Momof4 - I am not trying to pick a battle with you, but I find this to be a very interesting conversation. First of all, I don't doubt your outlook or energy. To be perfectly honest, I think I was shooting from the hip with the energy comment -- I think it some ways, it takes more energy (both emotional and physical) be a SAHM. But my point is that every woman knows herself better than anyone else can know her. When I say that I am not suited to being at home, I know that this is true. I love work too much, and I would miss it. I would miss the mental stimulation, the social aspect, the routine, and certainly the knowledge that I am financially independent. And while I participate in a few volunteer activities at the school because I think this is a parent's obligation, I don't get the same kind of satisfaction from that as I do from work. I can't think of a way that I would be happier at home.

Posted by: Emily | December 21, 2006 10:37 AM

"'The only clean way to fight is to attack the conclusion - not the motives.' Not true, because the conclusion was based on insufficient (nonexistent) evidence."

I'm not backing down on this one. It is neither fair nor reasonable to speculate on a persons motives and attack them, rather than their arguments. What's worse, it's not logically valid. A perfectly correct argument leading to a correct conclusion may be advanced by people wiht profoundly corrupt motives - and completely invalid arguments may be advanced by people with the most noble of motives.

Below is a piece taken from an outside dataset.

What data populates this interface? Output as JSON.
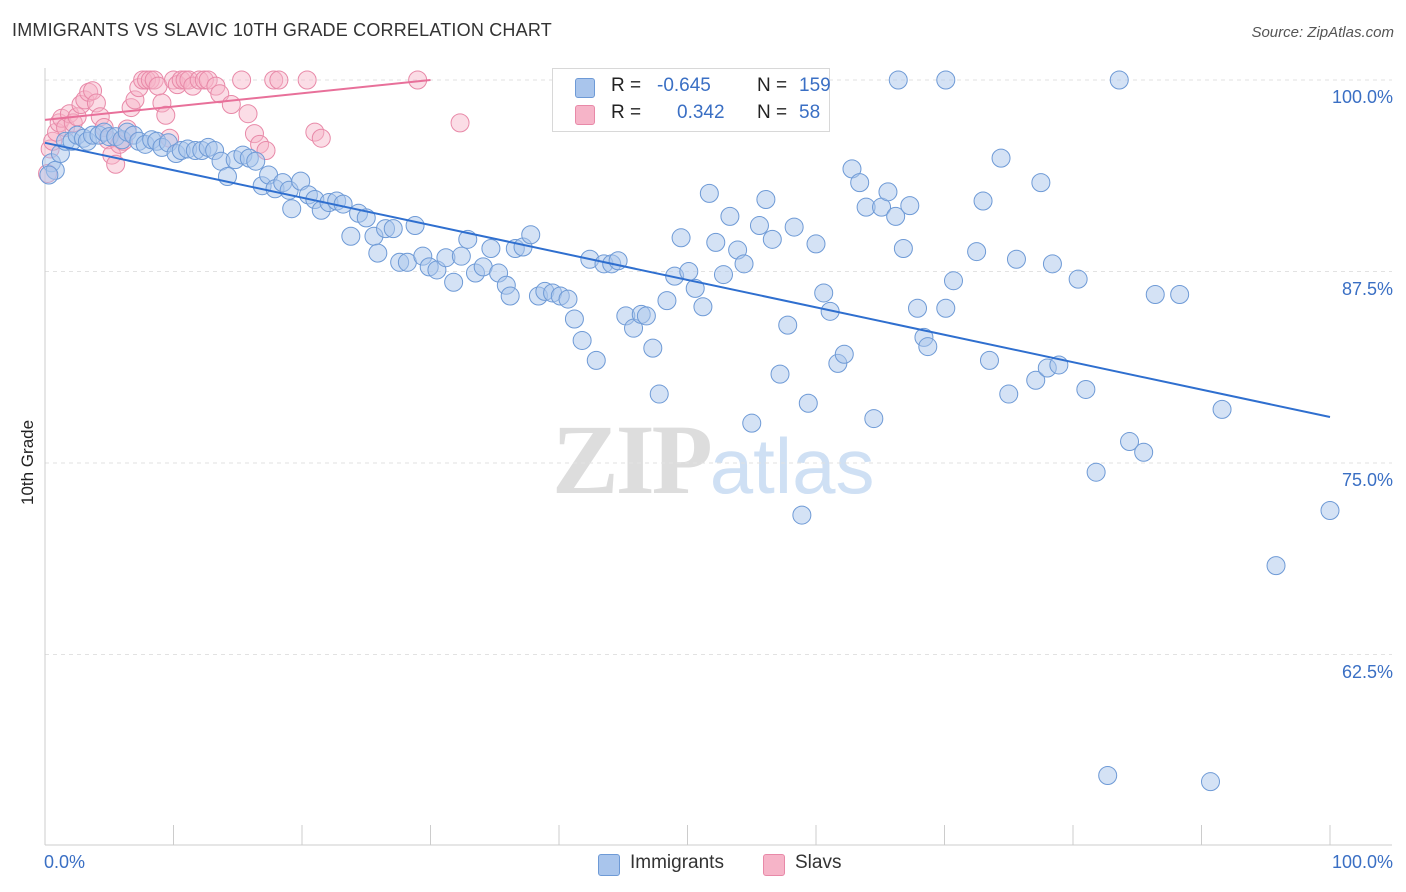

If you think his assertions are garbage, then prove him wrong - don't call him names.

"In scientific inquiry, there is a hypothesis . . . But the conclusion is NEVER based on anything less than research, examination, analysis, and questioning."

And this is flat wrong. How many scientific researchers have been exposed as frauds over the last few years? Does a particular geneticists leap to mind? Do we really think that all scientists are Mr. Spock - above all base and irrational human emotions?

Posted by: Anonymous | December 22, 2006 10:05 AM

The comments to this entry are closed.